Oleh: Dina Sulaeman*
Lelaki ini tidak bisa disebut namanya karena algoritma Facebook hari-hari terakhir ini sepertinya disetel untuk memblokir akun-akun yang menyebut namanya.
Mengapa mereka sedemikian takut pada lelaki ini, sehingga segala upaya dilakukan agar namanya hilang dari ingatan publik? Nanti saya ceritakan.
Dini hari, hari ini, tanggal 3 Januari, 2 tahun yang lalu, lelaki ini dan sahabatnya, serta para pengawal mereka, dibunuh oleh militer AS. Presiden Trump secara terbuka mengakui bahwa dia menginstruksikan pembunuhan itu. Sedemikian besarkah pengaruh si lelaki ini di Timur Tengah sehingga pembunuhan atasnya dilakukan secara “resmi” oleh AS? Apa yang sudah dilakukannya?
Jawabannya: dia telah menumbangkan “kekhalifahan” ISIS.

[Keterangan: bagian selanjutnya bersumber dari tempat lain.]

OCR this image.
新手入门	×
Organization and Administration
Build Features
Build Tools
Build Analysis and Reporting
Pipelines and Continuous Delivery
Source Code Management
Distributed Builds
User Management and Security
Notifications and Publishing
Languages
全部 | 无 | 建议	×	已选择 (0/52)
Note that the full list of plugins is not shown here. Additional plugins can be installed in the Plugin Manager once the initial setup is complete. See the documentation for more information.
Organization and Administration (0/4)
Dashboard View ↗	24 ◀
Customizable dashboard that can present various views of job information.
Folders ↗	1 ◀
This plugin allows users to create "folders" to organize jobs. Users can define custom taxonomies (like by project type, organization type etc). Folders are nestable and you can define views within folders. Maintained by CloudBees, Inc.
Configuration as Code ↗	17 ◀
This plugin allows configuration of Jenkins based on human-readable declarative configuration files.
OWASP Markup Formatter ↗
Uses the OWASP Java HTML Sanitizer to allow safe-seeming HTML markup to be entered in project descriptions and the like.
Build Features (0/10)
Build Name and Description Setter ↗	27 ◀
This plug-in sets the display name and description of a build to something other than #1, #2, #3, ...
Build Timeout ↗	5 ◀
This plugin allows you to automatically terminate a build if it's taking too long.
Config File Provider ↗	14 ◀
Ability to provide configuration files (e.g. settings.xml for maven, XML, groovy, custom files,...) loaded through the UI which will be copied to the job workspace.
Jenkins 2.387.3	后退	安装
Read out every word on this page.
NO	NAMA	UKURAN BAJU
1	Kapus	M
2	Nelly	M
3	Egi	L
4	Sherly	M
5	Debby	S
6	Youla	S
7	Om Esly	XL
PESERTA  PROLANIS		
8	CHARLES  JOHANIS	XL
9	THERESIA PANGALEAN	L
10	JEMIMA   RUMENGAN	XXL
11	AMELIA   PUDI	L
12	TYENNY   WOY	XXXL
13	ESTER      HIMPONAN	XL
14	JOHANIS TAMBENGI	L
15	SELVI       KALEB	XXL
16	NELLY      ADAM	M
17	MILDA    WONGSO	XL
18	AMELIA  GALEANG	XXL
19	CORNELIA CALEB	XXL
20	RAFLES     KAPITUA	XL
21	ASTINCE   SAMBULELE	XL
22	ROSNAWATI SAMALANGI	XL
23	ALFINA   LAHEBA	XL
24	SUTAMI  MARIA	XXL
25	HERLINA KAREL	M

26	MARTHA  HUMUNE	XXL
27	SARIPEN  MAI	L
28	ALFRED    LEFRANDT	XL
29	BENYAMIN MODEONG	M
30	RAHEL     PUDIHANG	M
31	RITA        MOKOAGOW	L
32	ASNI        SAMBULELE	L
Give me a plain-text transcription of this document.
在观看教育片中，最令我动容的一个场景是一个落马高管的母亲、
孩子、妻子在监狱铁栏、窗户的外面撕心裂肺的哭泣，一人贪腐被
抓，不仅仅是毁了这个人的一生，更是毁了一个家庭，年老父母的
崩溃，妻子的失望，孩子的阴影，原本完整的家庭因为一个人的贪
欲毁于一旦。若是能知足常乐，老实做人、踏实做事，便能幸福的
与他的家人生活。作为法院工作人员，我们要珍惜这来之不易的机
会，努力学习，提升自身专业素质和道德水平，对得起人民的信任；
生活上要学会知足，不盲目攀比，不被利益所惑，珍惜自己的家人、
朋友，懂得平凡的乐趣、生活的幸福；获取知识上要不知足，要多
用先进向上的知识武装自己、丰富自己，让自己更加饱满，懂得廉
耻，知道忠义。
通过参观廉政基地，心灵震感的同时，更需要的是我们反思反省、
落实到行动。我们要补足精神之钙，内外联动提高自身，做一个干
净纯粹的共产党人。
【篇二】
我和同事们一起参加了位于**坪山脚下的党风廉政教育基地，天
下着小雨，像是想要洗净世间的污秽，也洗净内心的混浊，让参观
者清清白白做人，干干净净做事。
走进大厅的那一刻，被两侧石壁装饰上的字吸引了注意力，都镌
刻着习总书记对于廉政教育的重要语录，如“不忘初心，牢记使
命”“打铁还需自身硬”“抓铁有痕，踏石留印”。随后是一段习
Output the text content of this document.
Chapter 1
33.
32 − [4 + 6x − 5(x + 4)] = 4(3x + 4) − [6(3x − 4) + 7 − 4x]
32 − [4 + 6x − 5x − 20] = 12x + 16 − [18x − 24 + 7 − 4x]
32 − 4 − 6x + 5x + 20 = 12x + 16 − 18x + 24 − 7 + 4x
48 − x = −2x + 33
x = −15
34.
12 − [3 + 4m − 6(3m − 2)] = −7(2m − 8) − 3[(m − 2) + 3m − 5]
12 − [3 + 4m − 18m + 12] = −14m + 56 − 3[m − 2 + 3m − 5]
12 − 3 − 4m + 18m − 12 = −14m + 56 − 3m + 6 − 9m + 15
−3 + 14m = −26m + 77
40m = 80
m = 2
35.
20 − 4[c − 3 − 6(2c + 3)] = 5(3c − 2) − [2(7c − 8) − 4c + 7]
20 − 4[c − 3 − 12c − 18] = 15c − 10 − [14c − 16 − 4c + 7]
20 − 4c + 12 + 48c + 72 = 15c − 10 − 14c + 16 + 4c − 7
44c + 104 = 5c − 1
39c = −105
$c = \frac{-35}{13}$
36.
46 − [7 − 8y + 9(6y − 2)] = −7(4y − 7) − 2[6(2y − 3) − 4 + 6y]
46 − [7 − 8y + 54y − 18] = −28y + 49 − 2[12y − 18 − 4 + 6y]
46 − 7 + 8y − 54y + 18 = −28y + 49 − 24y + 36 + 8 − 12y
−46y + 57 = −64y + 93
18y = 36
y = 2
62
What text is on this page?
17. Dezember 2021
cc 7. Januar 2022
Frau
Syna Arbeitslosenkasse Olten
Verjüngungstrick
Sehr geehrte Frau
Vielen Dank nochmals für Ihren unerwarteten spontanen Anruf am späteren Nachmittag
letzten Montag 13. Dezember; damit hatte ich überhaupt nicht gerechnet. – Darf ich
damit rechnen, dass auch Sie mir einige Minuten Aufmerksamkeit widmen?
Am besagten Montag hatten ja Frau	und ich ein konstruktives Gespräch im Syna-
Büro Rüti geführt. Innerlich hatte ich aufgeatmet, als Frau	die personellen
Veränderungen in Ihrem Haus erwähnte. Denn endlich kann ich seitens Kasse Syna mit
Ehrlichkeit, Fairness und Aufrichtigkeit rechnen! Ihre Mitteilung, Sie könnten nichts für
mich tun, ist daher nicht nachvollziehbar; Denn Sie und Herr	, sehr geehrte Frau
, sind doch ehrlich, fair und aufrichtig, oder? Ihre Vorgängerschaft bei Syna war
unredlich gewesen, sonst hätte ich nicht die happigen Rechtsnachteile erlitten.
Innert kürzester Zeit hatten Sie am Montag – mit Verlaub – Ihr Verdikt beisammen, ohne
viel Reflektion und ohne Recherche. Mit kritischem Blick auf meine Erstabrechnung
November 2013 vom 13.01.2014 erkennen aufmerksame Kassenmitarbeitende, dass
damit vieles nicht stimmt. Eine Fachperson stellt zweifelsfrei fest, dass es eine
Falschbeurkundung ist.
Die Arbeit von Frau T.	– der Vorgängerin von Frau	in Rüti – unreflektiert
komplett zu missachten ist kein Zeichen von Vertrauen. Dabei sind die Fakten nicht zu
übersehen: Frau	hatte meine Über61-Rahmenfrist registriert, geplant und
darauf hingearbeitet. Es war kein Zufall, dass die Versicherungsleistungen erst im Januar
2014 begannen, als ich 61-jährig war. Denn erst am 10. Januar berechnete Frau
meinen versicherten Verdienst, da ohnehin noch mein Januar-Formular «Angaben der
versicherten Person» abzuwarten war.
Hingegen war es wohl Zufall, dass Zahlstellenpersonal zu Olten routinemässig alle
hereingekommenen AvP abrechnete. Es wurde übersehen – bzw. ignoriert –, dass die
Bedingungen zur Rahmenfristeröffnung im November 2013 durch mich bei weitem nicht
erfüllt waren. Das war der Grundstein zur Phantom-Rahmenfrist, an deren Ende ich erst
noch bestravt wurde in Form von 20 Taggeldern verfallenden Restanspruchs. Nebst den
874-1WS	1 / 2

Tahun 2014, dia memulai merancang operasi melawan ISIS yang saat itu sedang berada di masa “kejayaan.” Negara (pemerintah) tempat ISIS bercokol untuk mendirikan kekhilafahannya, tidak sanggup sendirian melawan ISIS. ISIS terlalu kuat, saat itu. Dari mana ISIS memperoleh senjata dan logistik? Dari negara-negara kaya dan kuat, Anda pasti sudah tahu. Dari mana ISIS mendapatkan suplai pasukan? Dari berbagai penjuru dunia, termasuk Indonesia.
Si lelaki kemudian membentuk pasukan sukarelawan di dua negara, Irak dan Suriah. Anggotanya adalah rakyat di kedua negara itu, yang mau mempertaruhkan nyawa untuk melindungi tanah air mereka, dan pasukan dari beberapa negara lain, yang didorong oleh tujuan luhur menumpas kelompok teroris terkuat dan terkaya di dunia (saat itu). Jadi saat ada netizen zsm yang suka mengata-ngatai Muslim/Islam sebagai teroris, ketahuilah, mereka yang berdiri di garis depan, yang berperang habis-habisan melawan teroris adalah kaum Muslim juga (bersama umat agama-agama lain, karena rakyat Timteng bukan cuma Muslim).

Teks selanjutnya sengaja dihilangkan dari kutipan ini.